Grocers who want to sell liquor will have to generate 75% of their sales from food and operate a store that is at least 10,000 square feet, the B.C. government announced October 10.
Grocers may co-brand their stores along with liquor store chains, such as Liquor Barn, regardless of whether the liquor store is physically in the grocery store. There will also not be a minimum size for a liquor store within the grocery store.
Clarity over exactly what kind of store will be eligible to start selling alcohol next spring follows the government’s announcement in March that it would start allowing those sales.
An unspecified number of grocery stores will be given permission to start selling B.C. wine on store shelves. Otherwise, sales will be allowed via a store-within-a-store model that would have a separate cashier for an alcohol section.
One big obstacle, however, is the government’s insistence that any grocers who want to sell alcohol must be at least one kilometre from an existing liquor store or get approval from the liquor-selling business owner who operates within that one-kilometre radius.
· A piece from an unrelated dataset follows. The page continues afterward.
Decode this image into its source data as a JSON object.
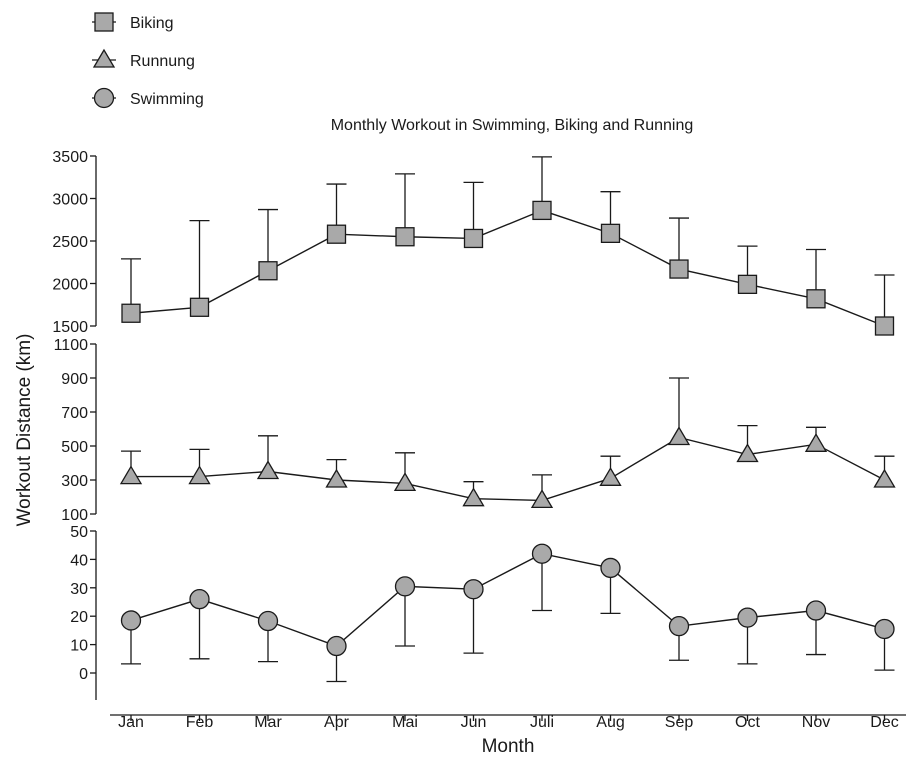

The grocer would also have to buy one of B.C.’s 630 private liquor licenses and move it to the grocery store.
B.C.’s parliamentary secretary for liquor policy reform, John Yap, said in a soundcloud audio snippet that his government continues to consult with industry in the lead-up to the policy change.
“As we finalize our grocery framework, the consultation with grocery stores, owners and industry will clearly continue and be used as a sounding board so we can create a made in B.C. model that’s ready for implementation next spring,” Yap said.